El SARS-CoV-2, el virus detrás de la enfermedad covid-19, ha venido a acabar definitivamente con esa ficción de control. De repente las fronteras entre mundo natural y mundo social ya no parecen tan claras, y cada vez son más las voces que, al igual que ha pasado anteriormente con otros eventos naturales, buscan un componente moral que justifique la irrupción del desastre. Además, las evidencias que ligan los frecuentes casos zoonosis (transmisión de enfermedades de animal a humano) con la actividad humana son cada vez mayores y más robustas. La alteración de los ecosistemas, los cambios en el uso de la tierra, la hambruna y la escasez de alimento explican, mejor que supuestos exotismos culturales, la venta de animales salvajes para su consumo en los mercados mojados (al aire libre) de China, África o América Latina.  

Y sin embargo no debemos dejarnos cegar por estas evidencias. No, la naturaleza no nos está castigando por nuestros actos. No estamos ante una “venganza”. De la misma forma que no fue una acción divina el terremoto de 1755 que destruyó la ciudad de Lisboa. No, no somos una plaga. Y no, el mundo no se rebela contra nosotros. No existe ningún tipo de conciencia global, que haya decidido eliminar al parásito que la molesta. Esto, en realidad, sería demasiado fácil. Nos daría un enemigo contra el que luchar y al que doblegar. O una divinidad que calmar y adorar. Pero no tenemos nada de esto.

Aprovechemos para parar y pensar en otras formas de organizarnos en y con el mundo

Como la postmodernidad, releyendo una vez más a Nietzsche, intentó hacernos comprender, estamos solos. Es tentador volver a las viejas mediaciones que nos consolaron en el pasado, pero si queremos salir de esta no podemos permitírnoslo. Es el momento de encontrar una nueva forma de relacionarnos con la naturaleza, y esto va a implicar cambios. Desde luego, cambios en nuestra forma de producir y de vivir. Tal vez no absolutos, pero de algún tipo. Tendremos que discutir, abierta y pausadamente, a qué queremos renunciar y qué queremos mantener. Tendremos que plantearnos cómo repartir lo que existe (el agua, la comida, el aire, los antibióticos y el material sanitario), pero también cómo crear nuevos recursos. Y tendremos que pactar cómo llegar a este punto causando el menor sufrimiento. Pero para ello, los discursos que nos intentan situar en el terreno de la “inevitabilidad”, de uno u otro lado, no son de ayuda.
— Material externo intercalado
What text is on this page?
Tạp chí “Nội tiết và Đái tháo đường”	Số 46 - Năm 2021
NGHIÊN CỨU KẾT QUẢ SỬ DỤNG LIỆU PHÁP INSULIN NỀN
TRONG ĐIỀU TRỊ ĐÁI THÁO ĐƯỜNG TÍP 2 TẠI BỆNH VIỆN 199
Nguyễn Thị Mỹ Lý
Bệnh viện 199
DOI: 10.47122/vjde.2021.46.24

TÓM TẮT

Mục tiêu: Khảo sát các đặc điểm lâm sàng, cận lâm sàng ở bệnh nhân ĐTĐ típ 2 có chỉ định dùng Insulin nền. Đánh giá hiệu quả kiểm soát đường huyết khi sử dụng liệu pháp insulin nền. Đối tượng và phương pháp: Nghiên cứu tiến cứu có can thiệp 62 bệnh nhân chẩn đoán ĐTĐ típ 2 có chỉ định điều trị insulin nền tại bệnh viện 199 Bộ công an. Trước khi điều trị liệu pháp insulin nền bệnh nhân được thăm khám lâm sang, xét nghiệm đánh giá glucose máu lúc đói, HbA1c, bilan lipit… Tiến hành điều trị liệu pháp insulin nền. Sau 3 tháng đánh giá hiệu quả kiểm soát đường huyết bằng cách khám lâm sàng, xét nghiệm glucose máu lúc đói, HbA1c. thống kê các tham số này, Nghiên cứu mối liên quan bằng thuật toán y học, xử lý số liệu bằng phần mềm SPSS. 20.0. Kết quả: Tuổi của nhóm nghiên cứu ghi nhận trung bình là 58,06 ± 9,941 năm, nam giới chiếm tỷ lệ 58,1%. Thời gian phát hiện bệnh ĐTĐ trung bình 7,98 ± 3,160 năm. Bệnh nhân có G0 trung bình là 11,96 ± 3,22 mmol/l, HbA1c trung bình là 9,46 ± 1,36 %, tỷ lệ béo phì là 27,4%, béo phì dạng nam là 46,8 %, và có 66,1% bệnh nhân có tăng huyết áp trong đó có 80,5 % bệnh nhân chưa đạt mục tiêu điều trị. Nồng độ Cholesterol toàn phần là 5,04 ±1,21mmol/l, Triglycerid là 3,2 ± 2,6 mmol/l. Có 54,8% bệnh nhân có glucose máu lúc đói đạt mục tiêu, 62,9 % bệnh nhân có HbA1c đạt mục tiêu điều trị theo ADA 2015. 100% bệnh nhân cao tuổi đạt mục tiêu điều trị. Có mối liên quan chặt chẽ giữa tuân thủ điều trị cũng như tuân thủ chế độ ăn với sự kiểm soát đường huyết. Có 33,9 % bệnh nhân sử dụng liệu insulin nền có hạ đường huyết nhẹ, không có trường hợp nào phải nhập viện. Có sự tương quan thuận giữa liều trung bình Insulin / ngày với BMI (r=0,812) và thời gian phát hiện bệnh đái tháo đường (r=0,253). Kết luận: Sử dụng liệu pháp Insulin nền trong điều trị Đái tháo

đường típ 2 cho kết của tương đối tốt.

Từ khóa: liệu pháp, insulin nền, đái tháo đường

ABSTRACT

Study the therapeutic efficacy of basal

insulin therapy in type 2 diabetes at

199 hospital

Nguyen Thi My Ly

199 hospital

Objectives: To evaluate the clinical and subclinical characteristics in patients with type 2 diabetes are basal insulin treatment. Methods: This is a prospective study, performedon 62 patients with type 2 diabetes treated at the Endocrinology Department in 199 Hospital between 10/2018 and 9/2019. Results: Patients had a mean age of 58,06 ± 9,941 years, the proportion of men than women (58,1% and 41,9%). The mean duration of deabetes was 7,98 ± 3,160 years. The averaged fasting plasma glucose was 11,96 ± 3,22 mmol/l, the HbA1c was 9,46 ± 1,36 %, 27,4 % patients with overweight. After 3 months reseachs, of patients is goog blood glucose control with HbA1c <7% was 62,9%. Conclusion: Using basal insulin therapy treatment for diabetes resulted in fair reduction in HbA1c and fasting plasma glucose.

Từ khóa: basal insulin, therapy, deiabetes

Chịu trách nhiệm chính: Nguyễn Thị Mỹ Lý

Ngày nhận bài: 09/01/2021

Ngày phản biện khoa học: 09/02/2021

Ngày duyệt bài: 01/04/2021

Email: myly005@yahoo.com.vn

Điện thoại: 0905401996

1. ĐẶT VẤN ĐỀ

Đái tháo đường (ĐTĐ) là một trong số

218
La naturaleza no nos ofrece lecciones morales. La naturaleza no nos castiga. Pero a cambio nos ofrece infinitud de formas posibles de ordenar la materia, el mundo, que pueden inspirarnos. Nosotros hemos optado por una que, se está demostrando, no es la más adecuada. Aprovechemos para parar y pensar en otras formas de organizarnos en y con el mundo. Esto no hará que las muertes y el sufrimiento merezcan la pena. Nunca lo tienen. Pero nos permitirá, al menos, el consuelo de pretender que así ha sido.